Testes de performance de rede também são importantes para apps. O que acontece se um milhão de pessoas entrarem ao mesmo tempo em um aplicativo que demanda comunicação com um servidor ou com as redes de telecomunicações? São testes assim que a SOASTA provê para apps e sites móveis de grandes empresas, principalmente varejistas online, que não querem perder vendas no celular por causa da demora na abertura de uma página. com a ajuda de servidores de terceiros espalhados pelo mundo, são realizados acessos em massa. “Problemas de performance são o ponto que mais gera reclamações dos consumidores”, afirma Peter Galvin, vice-presidente de marketing da SOASTA. Ele revela que muitos grandes bancos, seguradoras e varejistas ainda não entenderam a importância de realizar esses testes de performance em seus apps e sites móveis antes do lançamento. A SOASTA também oferece testes funcionais, para checar se comandos dentro de um app Android ou iOS funcionam como deveriam.

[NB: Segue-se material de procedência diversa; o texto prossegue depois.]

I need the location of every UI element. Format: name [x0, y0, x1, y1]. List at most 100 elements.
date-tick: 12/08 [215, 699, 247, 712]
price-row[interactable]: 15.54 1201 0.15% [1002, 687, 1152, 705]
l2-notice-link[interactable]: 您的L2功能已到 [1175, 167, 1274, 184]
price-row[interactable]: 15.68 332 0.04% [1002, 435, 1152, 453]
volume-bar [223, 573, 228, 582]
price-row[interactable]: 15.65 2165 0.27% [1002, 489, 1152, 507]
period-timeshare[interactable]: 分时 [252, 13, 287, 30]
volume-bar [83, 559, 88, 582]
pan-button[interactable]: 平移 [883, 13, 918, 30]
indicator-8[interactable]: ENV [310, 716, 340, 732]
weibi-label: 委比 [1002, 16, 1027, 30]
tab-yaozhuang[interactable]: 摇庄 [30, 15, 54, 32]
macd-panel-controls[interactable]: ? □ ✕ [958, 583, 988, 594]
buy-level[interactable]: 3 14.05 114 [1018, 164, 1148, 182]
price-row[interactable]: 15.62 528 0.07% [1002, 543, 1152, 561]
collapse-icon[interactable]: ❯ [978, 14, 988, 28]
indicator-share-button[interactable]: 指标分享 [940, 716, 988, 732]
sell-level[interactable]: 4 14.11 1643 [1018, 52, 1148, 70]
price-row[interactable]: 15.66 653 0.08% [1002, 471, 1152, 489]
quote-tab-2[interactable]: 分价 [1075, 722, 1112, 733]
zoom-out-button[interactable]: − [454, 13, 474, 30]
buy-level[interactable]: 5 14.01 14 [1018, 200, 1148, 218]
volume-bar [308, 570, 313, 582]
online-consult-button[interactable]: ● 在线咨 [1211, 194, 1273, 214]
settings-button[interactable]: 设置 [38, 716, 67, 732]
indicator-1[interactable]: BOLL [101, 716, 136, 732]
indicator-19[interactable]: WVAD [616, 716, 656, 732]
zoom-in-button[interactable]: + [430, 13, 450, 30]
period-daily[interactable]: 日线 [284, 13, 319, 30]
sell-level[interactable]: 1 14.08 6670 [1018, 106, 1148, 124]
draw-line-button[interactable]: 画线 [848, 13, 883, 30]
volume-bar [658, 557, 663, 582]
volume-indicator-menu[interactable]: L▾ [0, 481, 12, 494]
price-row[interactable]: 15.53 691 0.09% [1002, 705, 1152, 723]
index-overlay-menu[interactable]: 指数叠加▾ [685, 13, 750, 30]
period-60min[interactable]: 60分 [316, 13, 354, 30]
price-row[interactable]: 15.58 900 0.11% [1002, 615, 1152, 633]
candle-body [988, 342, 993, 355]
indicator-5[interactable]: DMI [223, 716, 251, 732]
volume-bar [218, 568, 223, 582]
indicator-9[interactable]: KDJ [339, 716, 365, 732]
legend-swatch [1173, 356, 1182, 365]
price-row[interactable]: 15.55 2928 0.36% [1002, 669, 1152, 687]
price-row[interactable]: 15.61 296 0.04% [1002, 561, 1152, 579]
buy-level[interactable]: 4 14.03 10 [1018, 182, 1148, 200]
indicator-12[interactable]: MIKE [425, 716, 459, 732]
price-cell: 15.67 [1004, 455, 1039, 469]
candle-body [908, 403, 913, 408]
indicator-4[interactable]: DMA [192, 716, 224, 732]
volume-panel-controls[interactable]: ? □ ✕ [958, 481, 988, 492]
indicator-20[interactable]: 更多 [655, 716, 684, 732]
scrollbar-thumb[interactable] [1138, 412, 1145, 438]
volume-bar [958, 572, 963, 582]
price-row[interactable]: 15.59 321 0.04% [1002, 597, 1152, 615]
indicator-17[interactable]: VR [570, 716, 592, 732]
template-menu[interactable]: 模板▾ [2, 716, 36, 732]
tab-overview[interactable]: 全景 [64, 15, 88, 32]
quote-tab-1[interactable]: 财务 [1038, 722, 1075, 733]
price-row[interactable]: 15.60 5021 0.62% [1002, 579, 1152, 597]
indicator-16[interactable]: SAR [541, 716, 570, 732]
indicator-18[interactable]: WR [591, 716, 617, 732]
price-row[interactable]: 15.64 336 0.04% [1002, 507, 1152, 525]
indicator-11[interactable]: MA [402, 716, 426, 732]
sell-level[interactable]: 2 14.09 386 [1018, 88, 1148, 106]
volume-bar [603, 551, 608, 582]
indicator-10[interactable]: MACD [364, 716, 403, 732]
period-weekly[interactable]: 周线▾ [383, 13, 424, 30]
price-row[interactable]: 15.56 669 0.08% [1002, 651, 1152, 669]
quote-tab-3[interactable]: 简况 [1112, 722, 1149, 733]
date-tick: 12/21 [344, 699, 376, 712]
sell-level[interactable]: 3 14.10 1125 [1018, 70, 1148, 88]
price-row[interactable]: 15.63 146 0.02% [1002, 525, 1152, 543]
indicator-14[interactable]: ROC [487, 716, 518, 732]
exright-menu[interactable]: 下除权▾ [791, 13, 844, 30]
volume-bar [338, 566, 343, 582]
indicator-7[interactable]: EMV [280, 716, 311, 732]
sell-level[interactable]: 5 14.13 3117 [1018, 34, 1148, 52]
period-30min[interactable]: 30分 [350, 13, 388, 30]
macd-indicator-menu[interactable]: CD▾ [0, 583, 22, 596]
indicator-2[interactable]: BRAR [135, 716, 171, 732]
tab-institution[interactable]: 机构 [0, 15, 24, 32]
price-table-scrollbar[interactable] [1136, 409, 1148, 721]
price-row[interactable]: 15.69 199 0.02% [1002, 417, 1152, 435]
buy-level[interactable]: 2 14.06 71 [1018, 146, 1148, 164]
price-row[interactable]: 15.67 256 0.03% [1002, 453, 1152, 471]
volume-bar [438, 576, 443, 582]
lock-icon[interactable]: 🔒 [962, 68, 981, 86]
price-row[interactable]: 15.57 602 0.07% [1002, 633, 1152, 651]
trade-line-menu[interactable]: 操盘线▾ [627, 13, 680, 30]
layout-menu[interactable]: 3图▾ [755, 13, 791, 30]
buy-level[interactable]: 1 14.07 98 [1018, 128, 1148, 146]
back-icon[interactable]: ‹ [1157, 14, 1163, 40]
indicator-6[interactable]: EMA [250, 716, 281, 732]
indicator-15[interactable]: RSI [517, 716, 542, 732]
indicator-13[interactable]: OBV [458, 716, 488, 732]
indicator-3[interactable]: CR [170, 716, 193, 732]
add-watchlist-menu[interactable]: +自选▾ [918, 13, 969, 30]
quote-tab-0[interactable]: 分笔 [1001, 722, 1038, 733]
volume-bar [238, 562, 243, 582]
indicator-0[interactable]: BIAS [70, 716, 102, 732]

Por mais rigorosos que sejam os testes pré- lançamento, nenhum app está livre de apresentar falhas depois que chega às mãos dos consumidores. Por isso, existem as ferramentas de relatórios de travamento, que alertam os desenvolvedores sempre que seu app congela ou fecha sozinho. O serviço, conhecido como “crash report”, requer a inclusão de uma pequena linha de código dentro do app. O desenvolvedor fica sabendo quantas vezes ocorreu determinado problema, em quais países e com quais modelos de aparelhos ou versões de sistemas operacionais. com esses dados, pode realizar a correção dos erros mais graves, lançando em seguida uma atualização na loja de aplicativos. “Não existe app sem bug. Até apps de bancos dão problema”, diz o CEO da Bugsense, Panos Papadopoulos. Sua empresa gera um relatório para cada desenvolvedor com uma pontuação sobre a estabilidade de seu app, de acordo com os resultados colhidos. O executivo explica que é impossível prever todos os problemas externos antes de um lançamento, como outros apps rodando ao mesmo tempo no smartphone do usuário e mau desempenho das redes móveis. Ele cita o exemplo do aplicativo grego Taxibeat, que usa a ferramenta da Bugsense.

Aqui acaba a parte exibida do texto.